A 10-minute initial Taq activation step at 95°C followed by 35 cycles of 15 seconds at 94°C, 15 seconds at 50°C and 30 seconds at 72°C followed by a final cool down step of 10 minutes at 20°C.
Sequencing of selected gene cassettes (cassettes 21 and 89) for method validation was conducted using manufacturers recommended protocols on an ABI 377 instrument.
The fluorescent products of the attC PCR, generated with 6-Carboxyfluorescein (6FAM) labelled primers, were analysed on an ABI 377 DNA sequencer by supplying 1 ul aliquots of each PCR reaction. These were run on denaturing gels prepared according to manufacturer protocols, at approximately 2500 V for 1.5 hours. The results produced single base pair resolution to 1000 base pairs (bp) and information on the relative abundance of amplicon size classes in each sample.
Samples were run on 2% TAE gels run at 100 V for 1 hour. Gels were immersed in 20 μg/ml Ethidium Bromide solution for 15-20 minutes prior to visualisation with UV light at 260 nm.
Individual sets of size class data from high-resolution electrophoresis were initially examined for DNA contamination by the presence of amplicons in the RNA and H20 samples. Entire data sets were discarded if contamination was evident. Resulting 'clean' cDNA data were calibrated to size (bp) and then assigned to a bp size continuum in an Excel spreadsheet. The data were normalised to allow different levels of applied stressor to be compared within an experimental series.

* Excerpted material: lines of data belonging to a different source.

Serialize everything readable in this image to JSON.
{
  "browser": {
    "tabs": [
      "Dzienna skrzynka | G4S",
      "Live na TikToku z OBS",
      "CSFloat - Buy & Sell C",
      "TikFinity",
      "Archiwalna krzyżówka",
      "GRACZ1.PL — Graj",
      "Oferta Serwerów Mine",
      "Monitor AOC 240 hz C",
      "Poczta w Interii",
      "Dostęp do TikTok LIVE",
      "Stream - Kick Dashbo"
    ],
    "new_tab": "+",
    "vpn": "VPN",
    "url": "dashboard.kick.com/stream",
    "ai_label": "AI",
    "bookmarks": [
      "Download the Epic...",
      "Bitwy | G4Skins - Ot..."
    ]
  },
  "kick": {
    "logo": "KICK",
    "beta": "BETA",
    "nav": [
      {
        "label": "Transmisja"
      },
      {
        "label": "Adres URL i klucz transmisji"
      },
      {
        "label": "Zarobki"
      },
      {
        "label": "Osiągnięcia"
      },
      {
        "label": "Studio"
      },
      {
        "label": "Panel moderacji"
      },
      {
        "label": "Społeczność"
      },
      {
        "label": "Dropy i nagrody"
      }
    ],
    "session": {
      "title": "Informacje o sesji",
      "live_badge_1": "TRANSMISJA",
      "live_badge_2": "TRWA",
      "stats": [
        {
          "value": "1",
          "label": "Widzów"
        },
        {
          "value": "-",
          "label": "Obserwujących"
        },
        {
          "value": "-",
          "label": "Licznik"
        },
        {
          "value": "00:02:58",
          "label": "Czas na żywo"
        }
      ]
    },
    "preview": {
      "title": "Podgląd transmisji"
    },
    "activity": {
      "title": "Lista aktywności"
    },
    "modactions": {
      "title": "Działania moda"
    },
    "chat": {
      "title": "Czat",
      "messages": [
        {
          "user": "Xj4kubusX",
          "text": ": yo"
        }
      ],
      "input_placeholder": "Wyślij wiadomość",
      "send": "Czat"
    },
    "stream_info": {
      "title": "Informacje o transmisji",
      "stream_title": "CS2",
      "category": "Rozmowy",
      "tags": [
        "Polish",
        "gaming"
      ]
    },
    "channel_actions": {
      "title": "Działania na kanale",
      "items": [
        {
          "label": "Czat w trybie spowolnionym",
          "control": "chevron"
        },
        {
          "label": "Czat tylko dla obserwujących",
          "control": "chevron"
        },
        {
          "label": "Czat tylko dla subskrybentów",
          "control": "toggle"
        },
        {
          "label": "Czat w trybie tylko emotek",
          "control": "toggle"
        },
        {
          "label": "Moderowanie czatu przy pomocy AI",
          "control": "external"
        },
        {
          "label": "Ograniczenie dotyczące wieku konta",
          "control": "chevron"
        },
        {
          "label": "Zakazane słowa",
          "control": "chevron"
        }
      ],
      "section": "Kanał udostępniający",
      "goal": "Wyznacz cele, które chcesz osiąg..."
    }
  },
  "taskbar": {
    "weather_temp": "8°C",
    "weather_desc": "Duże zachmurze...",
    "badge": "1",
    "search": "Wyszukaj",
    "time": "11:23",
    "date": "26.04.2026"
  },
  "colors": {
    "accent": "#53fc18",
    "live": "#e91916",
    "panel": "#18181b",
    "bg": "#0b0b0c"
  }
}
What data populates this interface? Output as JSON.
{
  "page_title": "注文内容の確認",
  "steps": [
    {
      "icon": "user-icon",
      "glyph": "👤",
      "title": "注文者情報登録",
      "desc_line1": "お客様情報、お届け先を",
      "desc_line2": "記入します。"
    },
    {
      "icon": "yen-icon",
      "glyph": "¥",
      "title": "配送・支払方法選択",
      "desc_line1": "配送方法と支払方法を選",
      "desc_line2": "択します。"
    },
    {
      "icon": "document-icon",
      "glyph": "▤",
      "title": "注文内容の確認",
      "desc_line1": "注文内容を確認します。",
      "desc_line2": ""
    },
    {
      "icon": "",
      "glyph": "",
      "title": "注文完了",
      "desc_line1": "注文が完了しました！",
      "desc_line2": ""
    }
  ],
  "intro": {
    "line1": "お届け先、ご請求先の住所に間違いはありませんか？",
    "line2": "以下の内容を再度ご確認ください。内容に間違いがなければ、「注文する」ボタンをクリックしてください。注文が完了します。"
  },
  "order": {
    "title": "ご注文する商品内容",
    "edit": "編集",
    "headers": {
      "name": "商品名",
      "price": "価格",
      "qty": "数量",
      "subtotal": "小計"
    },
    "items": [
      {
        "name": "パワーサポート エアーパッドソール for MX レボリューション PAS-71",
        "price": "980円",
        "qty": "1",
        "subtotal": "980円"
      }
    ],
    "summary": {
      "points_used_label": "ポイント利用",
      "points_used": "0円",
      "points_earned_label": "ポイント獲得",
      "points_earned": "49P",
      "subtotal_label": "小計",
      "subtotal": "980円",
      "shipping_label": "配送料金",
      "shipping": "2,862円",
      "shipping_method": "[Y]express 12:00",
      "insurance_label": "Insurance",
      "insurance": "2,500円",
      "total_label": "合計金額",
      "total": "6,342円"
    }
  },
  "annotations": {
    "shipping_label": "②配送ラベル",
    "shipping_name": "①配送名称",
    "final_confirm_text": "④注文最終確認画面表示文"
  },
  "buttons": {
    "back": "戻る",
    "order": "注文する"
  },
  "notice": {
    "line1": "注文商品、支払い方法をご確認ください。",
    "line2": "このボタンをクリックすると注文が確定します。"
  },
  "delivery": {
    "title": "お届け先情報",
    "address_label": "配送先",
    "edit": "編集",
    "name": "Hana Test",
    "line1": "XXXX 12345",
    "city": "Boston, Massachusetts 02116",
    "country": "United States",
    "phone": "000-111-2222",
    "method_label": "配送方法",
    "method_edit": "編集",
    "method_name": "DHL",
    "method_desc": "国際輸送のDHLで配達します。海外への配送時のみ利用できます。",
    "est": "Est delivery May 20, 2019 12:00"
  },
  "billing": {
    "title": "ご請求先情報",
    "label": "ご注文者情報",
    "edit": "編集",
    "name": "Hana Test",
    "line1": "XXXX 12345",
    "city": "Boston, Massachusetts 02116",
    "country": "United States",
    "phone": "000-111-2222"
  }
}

Normalisation was accomplished using the sum of all amplicon peak heights above 90 bp in size within a PCR as an inter-PCR standard. Replicates were utilised to calculate mean and standard error to establish the variability in each size class and hence significance levels for subsequent comparisons. The published sequence of the Vibrio sp. DAT722 gene cassette array  was analysed for expected PCR fragment lengths by identifying YB3/YB4 primer binding sites with each attC site and then the included sequence length was measured. PCR peaks were then correlated with expected gene cassette amplicon sizes, with PCR biases such as poly-A tailing being all corrected, and the peaks representing gene cassettes rearranged in gene cassette array order. Expression values were then calculated using the known stoichiometric relationship of cassettes in the gDNA sample as a quantitative standard, and the resulting expression data presented as ratio of cDNA/gDNA peak heights for each detectable cassette size class within a treatment (Figure 3).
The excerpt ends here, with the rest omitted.